In an otherwise good outing for him on Sunday, with an injury-thinned group around him, Lions quarterback Jared Goff openly acknowledged the interception he threw that resulted in a pick-six was a poor decision and throw. In a 48-45 loss to the Seattle Seahawks, that play was the technical difference in the game.
A Seattle offense piloted by Geno Smith never punted on Sunday, as they scored 41 (offensive) points and put up 555 yards of offense. The Lions’ defense is literally on a historically bad pace for points allowed. Even one stop of one of the league’s worst offenses on Sunday would have been nice, and Seahawks’ kicker Jason Myers missed a field goal.
After the game head coach Dan Campbell said everything is on the table to fix the defense. How much things can actually be changed, or changed for the better, is the open question with personnel a core problem alongside some scheme predictability.
Dan Campbell tries to pin blame on Jared Goff’s interception
Goff is easy to criticize, plain and simple, and any throws he misses or mistakes he makes become highlighted points for some. But he has played very well this season, and the offense is not the problem for the Lions right now.
But, via SI.com, Campbell still found a way to lament the pick-six Goff threw.
"But, we’ve got to outscore them. Honestly, there again, is — as messy as some of it was early, offensively we can’t — you can’t be that way when you get in this type of game,” Campbell continued. “The offense is, that’s where this game went. It was high scoring, and so we have to outscore them. If you make a mistake, it can’t be for seven points.”We spotted them seven. So, you take that away, we win this game.”"

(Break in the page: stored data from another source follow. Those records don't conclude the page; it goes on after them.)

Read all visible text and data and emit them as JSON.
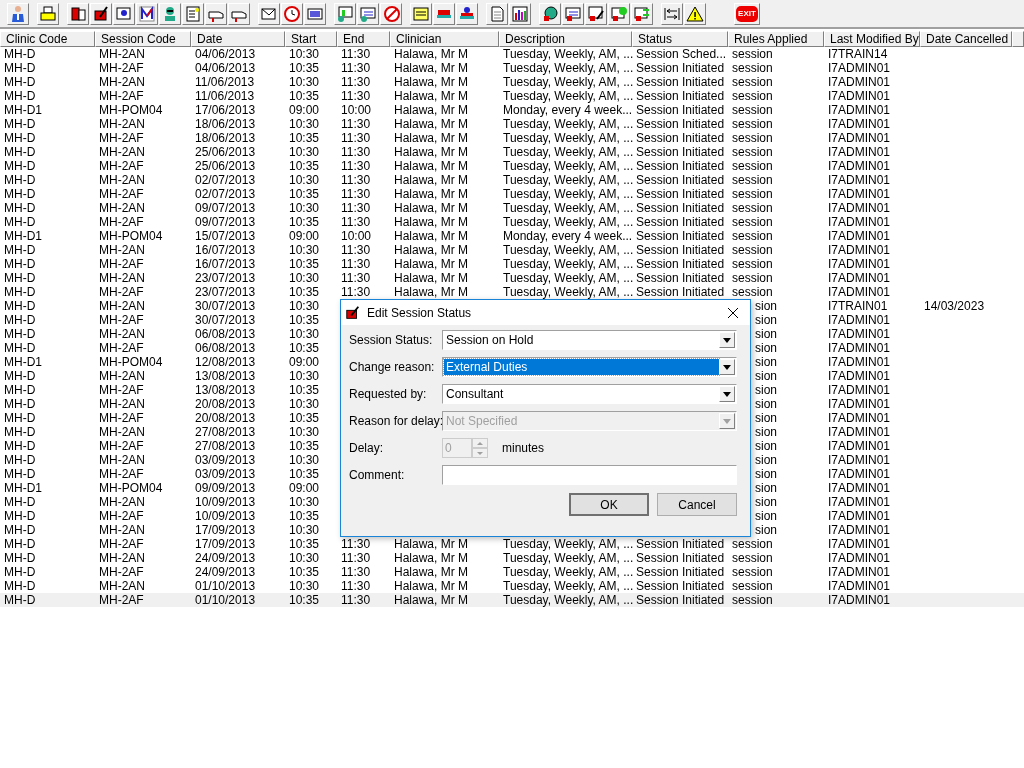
{
  "toolbar": {
    "exit_label": "EXIT"
  },
  "table": {
    "columns": [
      "Clinic Code",
      "Session Code",
      "Date",
      "Start",
      "End",
      "Clinician",
      "Description",
      "Status",
      "Rules Applied",
      "Last Modified By",
      "Date Cancelled"
    ],
    "rows": [
      {
        "cells": [
          "MH-D",
          "MH-2AN",
          "04/06/2013",
          "10:30",
          "11:30",
          "Halawa, Mr M",
          "Tuesday, Weekly, AM, ...",
          "Session Sched...",
          "session",
          "I7TRAIN14"
        ],
        "selected": false
      },
      {
        "cells": [
          "MH-D",
          "MH-2AF",
          "04/06/2013",
          "10:35",
          "11:30",
          "Halawa, Mr M",
          "Tuesday, Weekly, AM, ...",
          "Session Initiated",
          "session",
          "I7ADMIN01"
        ],
        "selected": false
      },
      {
        "cells": [
          "MH-D",
          "MH-2AN",
          "11/06/2013",
          "10:30",
          "11:30",
          "Halawa, Mr M",
          "Tuesday, Weekly, AM, ...",
          "Session Initiated",
          "session",
          "I7ADMIN01"
        ],
        "selected": false
      },
      {
        "cells": [
          "MH-D",
          "MH-2AF",
          "11/06/2013",
          "10:35",
          "11:30",
          "Halawa, Mr M",
          "Tuesday, Weekly, AM, ...",
          "Session Initiated",
          "session",
          "I7ADMIN01"
        ],
        "selected": false
      },
      {
        "cells": [
          "MH-D1",
          "MH-POM04",
          "17/06/2013",
          "09:00",
          "10:00",
          "Halawa, Mr M",
          "Monday, every 4 week...",
          "Session Initiated",
          "session",
          "I7ADMIN01"
        ],
        "selected": false
      },
      {
        "cells": [
          "MH-D",
          "MH-2AN",
          "18/06/2013",
          "10:30",
          "11:30",
          "Halawa, Mr M",
          "Tuesday, Weekly, AM, ...",
          "Session Initiated",
          "session",
          "I7ADMIN01"
        ],
        "selected": false
      },
      {
        "cells": [
          "MH-D",
          "MH-2AF",
          "18/06/2013",
          "10:35",
          "11:30",
          "Halawa, Mr M",
          "Tuesday, Weekly, AM, ...",
          "Session Initiated",
          "session",
          "I7ADMIN01"
        ],
        "selected": false
      },
      {
        "cells": [
          "MH-D",
          "MH-2AN",
          "25/06/2013",
          "10:30",
          "11:30",
          "Halawa, Mr M",
          "Tuesday, Weekly, AM, ...",
          "Session Initiated",
          "session",
          "I7ADMIN01"
        ],
        "selected": false
      },
      {
        "cells": [
          "MH-D",
          "MH-2AF",
          "25/06/2013",
          "10:35",
          "11:30",
          "Halawa, Mr M",
          "Tuesday, Weekly, AM, ...",
          "Session Initiated",
          "session",
          "I7ADMIN01"
        ],
        "selected": false
      },
      {
        "cells": [
          "MH-D",
          "MH-2AN",
          "02/07/2013",
          "10:30",
          "11:30",
          "Halawa, Mr M",
          "Tuesday, Weekly, AM, ...",
          "Session Initiated",
          "session",
          "I7ADMIN01"
        ],
        "selected": false
      },
      {
        "cells": [
          "MH-D",
          "MH-2AF",
          "02/07/2013",
          "10:35",
          "11:30",
          "Halawa, Mr M",
          "Tuesday, Weekly, AM, ...",
          "Session Initiated",
          "session",
          "I7ADMIN01"
        ],
        "selected": false
      },
      {
        "cells": [
          "MH-D",
          "MH-2AN",
          "09/07/2013",
          "10:30",
          "11:30",
          "Halawa, Mr M",
          "Tuesday, Weekly, AM, ...",
          "Session Initiated",
          "session",
          "I7ADMIN01"
        ],
        "selected": false
      },
      {
        "cells": [
          "MH-D",
          "MH-2AF",
          "09/07/2013",
          "10:35",
          "11:30",
          "Halawa, Mr M",
          "Tuesday, Weekly, AM, ...",
          "Session Initiated",
          "session",
          "I7ADMIN01"
        ],
        "selected": false
      },
      {
        "cells": [
          "MH-D1",
          "MH-POM04",
          "15/07/2013",
          "09:00",
          "10:00",
          "Halawa, Mr M",
          "Monday, every 4 week...",
          "Session Initiated",
          "session",
          "I7ADMIN01"
        ],
        "selected": false
      },
      {
        "cells": [
          "MH-D",
          "MH-2AN",
          "16/07/2013",
          "10:30",
          "11:30",
          "Halawa, Mr M",
          "Tuesday, Weekly, AM, ...",
          "Session Initiated",
          "session",
          "I7ADMIN01"
        ],
        "selected": false
      },
      {
        "cells": [
          "MH-D",
          "MH-2AF",
          "16/07/2013",
          "10:35",
          "11:30",
          "Halawa, Mr M",
          "Tuesday, Weekly, AM, ...",
          "Session Initiated",
          "session",
          "I7ADMIN01"
        ],
        "selected": false
      },
      {
        "cells": [
          "MH-D",
          "MH-2AN",
          "23/07/2013",
          "10:30",
          "11:30",
          "Halawa, Mr M",
          "Tuesday, Weekly, AM, ...",
          "Session Initiated",
          "session",
          "I7ADMIN01"
        ],
        "selected": false
      },
      {
        "cells": [
          "MH-D",
          "MH-2AF",
          "23/07/2013",
          "10:35",
          "11:30",
          "Halawa, Mr M",
          "Tuesday, Weekly, AM, ...",
          "Session Initiated",
          "session",
          "I7ADMIN01"
        ],
        "selected": false
      },
      {
        "cells": [
          "MH-D",
          "MH-2AN",
          "30/07/2013",
          "10:30",
          "",
          "",
          "",
          "",
          "sion",
          "I7TRAIN01",
          "14/03/2023"
        ],
        "selected": false
      },
      {
        "cells": [
          "MH-D",
          "MH-2AF",
          "30/07/2013",
          "10:35",
          "",
          "",
          "",
          "",
          "sion",
          "I7ADMIN01"
        ],
        "selected": false
      },
      {
        "cells": [
          "MH-D",
          "MH-2AN",
          "06/08/2013",
          "10:30",
          "",
          "",
          "",
          "",
          "sion",
          "I7ADMIN01"
        ],
        "selected": false
      },
      {
        "cells": [
          "MH-D",
          "MH-2AF",
          "06/08/2013",
          "10:35",
          "",
          "",
          "",
          "",
          "sion",
          "I7ADMIN01"
        ],
        "selected": false
      },
      {
        "cells": [
          "MH-D1",
          "MH-POM04",
          "12/08/2013",
          "09:00",
          "",
          "",
          "",
          "",
          "sion",
          "I7ADMIN01"
        ],
        "selected": false
      },
      {
        "cells": [
          "MH-D",
          "MH-2AN",
          "13/08/2013",
          "10:30",
          "",
          "",
          "",
          "",
          "sion",
          "I7ADMIN01"
        ],
        "selected": false
      },
      {
        "cells": [
          "MH-D",
          "MH-2AF",
          "13/08/2013",
          "10:35",
          "",
          "",
          "",
          "",
          "sion",
          "I7ADMIN01"
        ],
        "selected": false
      },
      {
        "cells": [
          "MH-D",
          "MH-2AN",
          "20/08/2013",
          "10:30",
          "",
          "",
          "",
          "",
          "sion",
          "I7ADMIN01"
        ],
        "selected": false
      },
      {
        "cells": [
          "MH-D",
          "MH-2AF",
          "20/08/2013",
          "10:35",
          "",
          "",
          "",
          "",
          "sion",
          "I7ADMIN01"
        ],
        "selected": false
      },
      {
        "cells": [
          "MH-D",
          "MH-2AN",
          "27/08/2013",
          "10:30",
          "",
          "",
          "",
          "",
          "sion",
          "I7ADMIN01"
        ],
        "selected": false
      },
      {
        "cells": [
          "MH-D",
          "MH-2AF",
          "27/08/2013",
          "10:35",
          "",
          "",
          "",
          "",
          "sion",
          "I7ADMIN01"
        ],
        "selected": false
      },
      {
        "cells": [
          "MH-D",
          "MH-2AN",
          "03/09/2013",
          "10:30",
          "",
          "",
          "",
          "",
          "sion",
          "I7ADMIN01"
        ],
        "selected": false
      },
      {
        "cells": [
          "MH-D",
          "MH-2AF",
          "03/09/2013",
          "10:35",
          "",
          "",
          "",
          "",
          "sion",
          "I7ADMIN01"
        ],
        "selected": false
      },
      {
        "cells": [
          "MH-D1",
          "MH-POM04",
          "09/09/2013",
          "09:00",
          "",
          "",
          "",
          "",
          "sion",
          "I7ADMIN01"
        ],
        "selected": false
      },
      {
        "cells": [
          "MH-D",
          "MH-2AN",
          "10/09/2013",
          "10:30",
          "",
          "",
          "",
          "",
          "sion",
          "I7ADMIN01"
        ],
        "selected": false
      },
      {
        "cells": [
          "MH-D",
          "MH-2AF",
          "10/09/2013",
          "10:35",
          "",
          "",
          "",
          "",
          "sion",
          "I7ADMIN01"
        ],
        "selected": false
      },
      {
        "cells": [
          "MH-D",
          "MH-2AN",
          "17/09/2013",
          "10:30",
          "",
          "",
          "",
          "",
          "sion",
          "I7ADMIN01"
        ],
        "selected": false
      },
      {
        "cells": [
          "MH-D",
          "MH-2AF",
          "17/09/2013",
          "10:35",
          "11:30",
          "Halawa, Mr M",
          "Tuesday, Weekly, AM, ...",
          "Session Initiated",
          "session",
          "I7ADMIN01"
        ],
        "selected": false
      },
      {
        "cells": [
          "MH-D",
          "MH-2AN",
          "24/09/2013",
          "10:30",
          "11:30",
          "Halawa, Mr M",
          "Tuesday, Weekly, AM, ...",
          "Session Initiated",
          "session",
          "I7ADMIN01"
        ],
        "selected": false
      },
      {
        "cells": [
          "MH-D",
          "MH-2AF",
          "24/09/2013",
          "10:35",
          "11:30",
          "Halawa, Mr M",
          "Tuesday, Weekly, AM, ...",
          "Session Initiated",
          "session",
          "I7ADMIN01"
        ],
        "selected": false
      },
      {
        "cells": [
          "MH-D",
          "MH-2AN",
          "01/10/2013",
          "10:30",
          "11:30",
          "Halawa, Mr M",
          "Tuesday, Weekly, AM, ...",
          "Session Initiated",
          "session",
          "I7ADMIN01"
        ],
        "selected": false
      },
      {
        "cells": [
          "MH-D",
          "MH-2AF",
          "01/10/2013",
          "10:35",
          "11:30",
          "Halawa, Mr M",
          "Tuesday, Weekly, AM, ...",
          "Session Initiated",
          "session",
          "I7ADMIN01"
        ],
        "selected": true
      }
    ]
  },
  "dialog": {
    "title": "Edit Session Status",
    "fields": [
      {
        "kind": "dropdown",
        "label": "Session Status:",
        "value": "Session on Hold",
        "focused": false,
        "disabled": false
      },
      {
        "kind": "dropdown",
        "label": "Change reason:",
        "value": "External Duties",
        "focused": true,
        "disabled": false
      },
      {
        "kind": "dropdown",
        "label": "Requested by:",
        "value": "Consultant",
        "focused": false,
        "disabled": false
      },
      {
        "kind": "dropdown",
        "label": "Reason for delay:",
        "value": "Not Specified",
        "focused": false,
        "disabled": true
      },
      {
        "kind": "spinner",
        "label": "Delay:",
        "value": "0",
        "unit": "minutes",
        "disabled": true
      },
      {
        "kind": "text",
        "label": "Comment:"
      }
    ],
    "buttons": [
      {
        "label": "OK",
        "default": true
      },
      {
        "label": "Cancel",
        "default": false
      }
    ]
  }
}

The offense, or Goff, did technically “spot” the Seahawks seven points with the pick-six. There’s no getting around that in a three point loss. But the Lions’ defense also “spotted” the Seahawks’ offense 41 points, when they had scored 47 in their first three games combined.
But Campbell went beyond talking about his team’s horrid defense to try to pin some blame for Sunday’s loss on the mistake Goff made.
Campbell’s willingness to say what’s on his mind in an unfiltered way should be appreciated most of the time. But here, before publicly pointing out something the offense did wrong when it scored 45 points, he should have thought twice and kept his mouth shut about it.